Em resumo, toda vida e todos esses conceitos existem porque Etirian assim o quis. Ele é o pai de todos os deuses.

— Ele parece muito poderoso…. — Alaric ficou tão envolvido na história que mal percebeu o avançar das horas. Levantou-se rapidamente da pedra. — Vamos voltar logo!

Estou dentro de você, então estarei no mesmo ritmo. Desative sua Estrela Divina, pode acabar dando errado e matando…” 

Alaric seguiu o conselho, desativando a habilidade com cuidado e dissipando toda a mana concentrada. Rapidamente, dirigiu-se ao local onde todos estavam reunidos.

— Alaric! Onde você estava!? — Gideon, como uma mãe preocupada, gritou exigindo explicações.

— Calma, mãe Gideon, hahaha! — Aldebaram, já com um pedaço de carne na mão, provocou Gideon. — Vamos comer-

Antes de levar a carne à boca, recebeu um tapa na mão do ancião, que o encarava seriamente.

— Espere até todos estarem à mesa….

— Que mesa? — indagou Nadine, com fome, pronta para atacar a carne. 

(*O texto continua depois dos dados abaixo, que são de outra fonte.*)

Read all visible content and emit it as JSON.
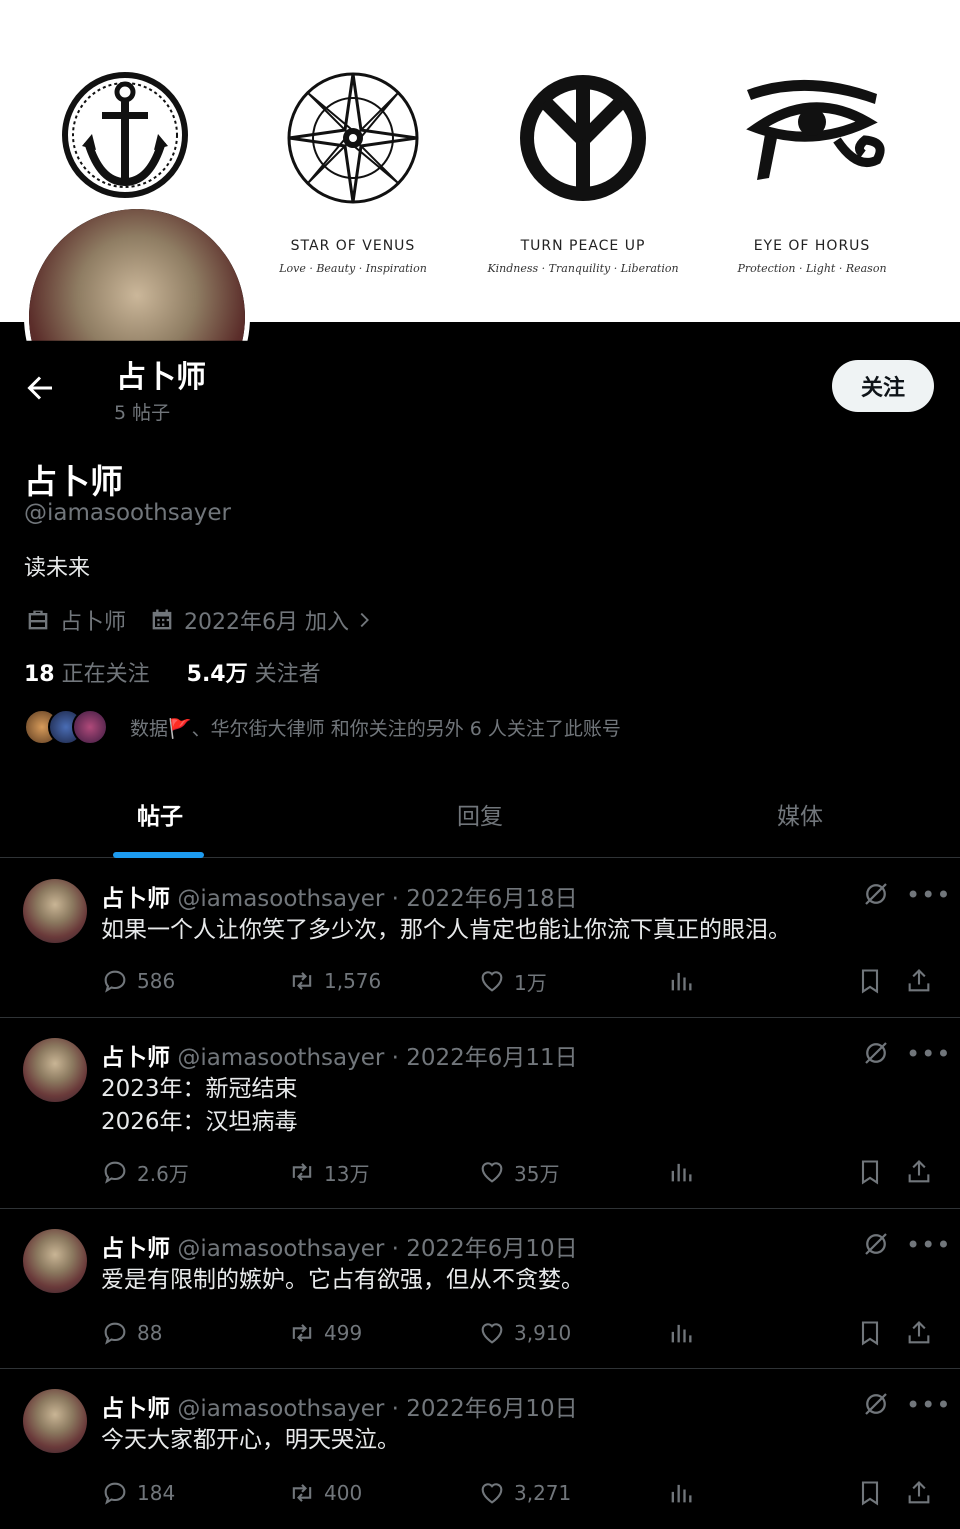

No entanto, ao notar o olhar do ancião, engoliu em seco e recuou a mão. O guerreiro fez o mesmo, evitando enfrentar a ira do velho.

— Estava praticando na floresta, mamãe — zombou Alaric, passando por Gideon e tocando em seu ombro. — Vamos comer.

Gideon suspirou, soltando os ombros, e seguiu-o até a fogueira. Depois de Dolbrian rezar para Luna, todos atacaram a carne de alce com voracidade.

— Vô — começou Alaric, com um pedaço de pernil na mão. — Você já enfrentou algum demônio?

Dolbrian, pensativo, refletiu por um momento antes de responder.

— Se minha memória não me falha, sim….

— Não confie na memória de um velho, Alaric hahaha! — Aldebaram ria, mas cessou imediatamente ao notar o olhar furioso do ancião.

Dolbrian desviou o olhar e voltou-se para Alaric, sorrindo.

— Como eu dizia, meu neto. Sim, enfrentei demônios… Na verdade…

Ele explicou que os demônios não eram exclusividade do inferno; de fato, havia demônios no continente. Durante a última invasão do inferno à terra, muitos demônios foram deixados para trás, vivendo escondidos e ocasionalmente causando problemas.

— Os demônios são todos maus? — questionou Gideon, curioso.

— Não, meu neto. Eles têm um instinto para a maldade, destruição e assim por diante… Ou seja, estão mais propensos a cometer maldades. Mas existem aqueles que conseguem suprimir esse instinto e tentam viver em sociedade… Mesmo assim, são considerados perigosos.

— Como os demônios vivem em sociedade? — indagou Alaric, saboreando a maciez do pernil com seus dentes.

— Na verdade, eles têm a capacidade de se disfarçar entre os humanos. Fingindo ser humanos, mas os demônios que enfrentei eram orgulhosos demais para se disfarçar.

— Velho… quer dizer, Dolbrian, quais eram os nomes dos demônios que você enfrentou? — perguntou Aldebaram.

Hmmmm, enfrentei três… Azazel, Belzebu e Leviatã.

— Mas… Azazel é um dos príncipes do inferno, Belzebu é um dos reis do inferno e o leviatã é… um dos generais do inferno… São todos demônios poderosos, quase tão fortes quanto os primordiais! — Aldebaram estava chocado. — Dolbrian, qual é a sua verdadeira força?